TVNewser: And that’s coming up in two weeks.
TVNewser: Talk about how you’re feeling about not going to Rio?
Elliott: Personally it was certainly something that – it was a career list. It was a box to check. And as excited as I was to have that opportunity you can’t take everything with you. And so it was certainly a thing to let go of. And making that decision was very difficult. I’ve had to make a few decisions professionally that have forced me to let go of things that were incredibly close to my heart. And I will have a lot of friends and former colleagues at NBC News and Sports who are decamping to Rio. But it won’t mean that I won’t watch. But that’s something I learned even at ABC News. I watched the World Cup a couple of years ago and watched the Euro 2016 that was also broadcast on ABC and ESPN: things I had always hoped to be a part of at one time. If there was a network that provided all of these all at once…
TVNewser: Well, CBS does obviously have those resources too. It’s got the NFL. It’s got other professional sports. It’s got a sports network. What are your ambitions with CBS News or with CBS Sports?

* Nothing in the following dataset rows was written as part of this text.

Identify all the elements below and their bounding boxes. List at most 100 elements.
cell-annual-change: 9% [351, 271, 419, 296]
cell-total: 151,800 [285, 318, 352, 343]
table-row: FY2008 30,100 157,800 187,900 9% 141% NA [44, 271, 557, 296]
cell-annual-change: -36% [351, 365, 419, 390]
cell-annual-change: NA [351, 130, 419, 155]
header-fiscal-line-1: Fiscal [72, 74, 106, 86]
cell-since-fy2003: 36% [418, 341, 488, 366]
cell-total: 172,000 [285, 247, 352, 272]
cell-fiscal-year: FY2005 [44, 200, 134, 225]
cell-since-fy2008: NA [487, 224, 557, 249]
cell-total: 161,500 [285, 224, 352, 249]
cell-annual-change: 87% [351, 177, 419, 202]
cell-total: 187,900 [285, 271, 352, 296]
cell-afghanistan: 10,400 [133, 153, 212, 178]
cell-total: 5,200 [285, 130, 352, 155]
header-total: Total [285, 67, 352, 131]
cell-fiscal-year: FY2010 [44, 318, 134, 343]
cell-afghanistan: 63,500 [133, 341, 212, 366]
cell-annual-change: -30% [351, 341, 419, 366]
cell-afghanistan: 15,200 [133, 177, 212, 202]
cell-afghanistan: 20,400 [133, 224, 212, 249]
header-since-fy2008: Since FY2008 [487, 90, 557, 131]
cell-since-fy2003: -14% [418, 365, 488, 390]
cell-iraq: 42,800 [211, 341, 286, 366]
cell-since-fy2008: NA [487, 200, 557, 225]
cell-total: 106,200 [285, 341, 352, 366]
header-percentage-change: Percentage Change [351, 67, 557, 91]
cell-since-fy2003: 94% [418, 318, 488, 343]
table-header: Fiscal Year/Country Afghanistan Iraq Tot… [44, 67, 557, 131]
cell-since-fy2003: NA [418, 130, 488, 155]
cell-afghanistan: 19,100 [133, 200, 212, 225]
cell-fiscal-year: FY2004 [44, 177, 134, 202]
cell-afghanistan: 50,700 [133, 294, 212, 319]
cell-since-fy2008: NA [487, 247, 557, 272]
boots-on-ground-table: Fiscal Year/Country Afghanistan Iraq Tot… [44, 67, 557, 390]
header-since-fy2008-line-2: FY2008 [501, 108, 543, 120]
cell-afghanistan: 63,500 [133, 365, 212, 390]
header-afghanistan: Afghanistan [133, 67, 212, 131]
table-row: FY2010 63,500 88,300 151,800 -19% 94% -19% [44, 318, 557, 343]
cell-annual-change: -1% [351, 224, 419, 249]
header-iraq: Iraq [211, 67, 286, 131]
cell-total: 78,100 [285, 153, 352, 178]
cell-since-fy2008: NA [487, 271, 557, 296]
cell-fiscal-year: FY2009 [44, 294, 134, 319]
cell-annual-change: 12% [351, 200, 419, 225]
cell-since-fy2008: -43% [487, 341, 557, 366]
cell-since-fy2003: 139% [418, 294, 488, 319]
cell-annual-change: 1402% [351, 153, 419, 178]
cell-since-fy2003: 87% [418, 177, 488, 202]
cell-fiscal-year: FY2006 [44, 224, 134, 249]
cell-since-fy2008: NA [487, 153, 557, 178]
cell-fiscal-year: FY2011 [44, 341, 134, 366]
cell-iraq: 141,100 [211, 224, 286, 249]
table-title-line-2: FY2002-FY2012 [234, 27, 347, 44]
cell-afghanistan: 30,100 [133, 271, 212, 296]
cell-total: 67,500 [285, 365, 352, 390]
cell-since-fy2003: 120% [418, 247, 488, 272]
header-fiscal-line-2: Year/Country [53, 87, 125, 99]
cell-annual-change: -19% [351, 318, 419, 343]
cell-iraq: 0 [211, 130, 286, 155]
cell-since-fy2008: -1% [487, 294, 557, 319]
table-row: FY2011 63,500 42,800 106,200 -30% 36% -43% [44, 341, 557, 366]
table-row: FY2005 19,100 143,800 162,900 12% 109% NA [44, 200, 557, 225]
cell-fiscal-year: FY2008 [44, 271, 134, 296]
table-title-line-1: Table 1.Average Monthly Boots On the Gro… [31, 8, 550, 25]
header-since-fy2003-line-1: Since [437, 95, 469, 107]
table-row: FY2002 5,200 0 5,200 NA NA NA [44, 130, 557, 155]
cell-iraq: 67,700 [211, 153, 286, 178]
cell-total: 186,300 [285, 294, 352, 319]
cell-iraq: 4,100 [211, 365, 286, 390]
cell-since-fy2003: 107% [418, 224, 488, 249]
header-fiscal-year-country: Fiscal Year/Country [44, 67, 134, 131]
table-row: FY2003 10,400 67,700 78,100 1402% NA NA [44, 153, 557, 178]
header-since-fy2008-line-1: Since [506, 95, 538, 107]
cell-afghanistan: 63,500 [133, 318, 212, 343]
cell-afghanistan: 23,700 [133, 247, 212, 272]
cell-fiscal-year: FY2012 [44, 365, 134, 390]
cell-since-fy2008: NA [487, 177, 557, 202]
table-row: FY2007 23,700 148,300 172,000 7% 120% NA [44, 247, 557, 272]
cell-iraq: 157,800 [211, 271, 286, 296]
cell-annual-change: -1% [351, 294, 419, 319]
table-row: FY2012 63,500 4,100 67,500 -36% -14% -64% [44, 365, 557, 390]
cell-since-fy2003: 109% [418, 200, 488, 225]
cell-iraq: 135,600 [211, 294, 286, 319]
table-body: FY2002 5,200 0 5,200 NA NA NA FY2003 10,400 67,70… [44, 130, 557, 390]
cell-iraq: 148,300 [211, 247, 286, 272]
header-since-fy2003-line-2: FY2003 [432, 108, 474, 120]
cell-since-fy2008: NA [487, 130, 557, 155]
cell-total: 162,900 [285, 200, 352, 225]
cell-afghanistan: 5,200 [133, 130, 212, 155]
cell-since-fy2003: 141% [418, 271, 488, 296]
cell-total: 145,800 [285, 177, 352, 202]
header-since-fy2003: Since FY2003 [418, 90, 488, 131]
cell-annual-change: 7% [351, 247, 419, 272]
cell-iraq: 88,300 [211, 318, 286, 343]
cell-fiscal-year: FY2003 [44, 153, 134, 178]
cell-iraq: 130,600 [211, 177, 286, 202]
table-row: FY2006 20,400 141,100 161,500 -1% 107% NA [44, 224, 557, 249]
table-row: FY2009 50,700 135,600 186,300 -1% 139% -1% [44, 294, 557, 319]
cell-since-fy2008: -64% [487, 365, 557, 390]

Elliott: I am certainly not evading that question when I say to you that it is not any decision I ever get to make. I am always happy to dash off emails to folks and say ‘Hey, this is happening in the Premiere League’ or ‘Did you see this?’ I’m always willing to lend wherever I can. It’s a part of my DNA. If they ever ask and I can find time I will always do it. I recently returned from a long-delayed honeymoon [to Greece] and I made the promise to check in every day just to see what was happening. And then there was a six, seven-day news cycle [beginning with two police-involved shootings in the U.S., continuing with the Bastille Day attack in Nice, and culminating with the attempted coup in Turkey].
TVNewser: And your wife [ABC7 anchor Liz Cho] works in the business so she’s obviously as plugged in as you. Did you enjoy this honeymoon if you were constantly checking emails and alerts?
Elliott: You know what? I did my level best which is to say I tried to be there when we were there but I would be lying to you if I said that breakfast was not enjoyed over discussions of ‘I can’t believe that happened yesterday.’ We’re never quite ever off the clock – ever.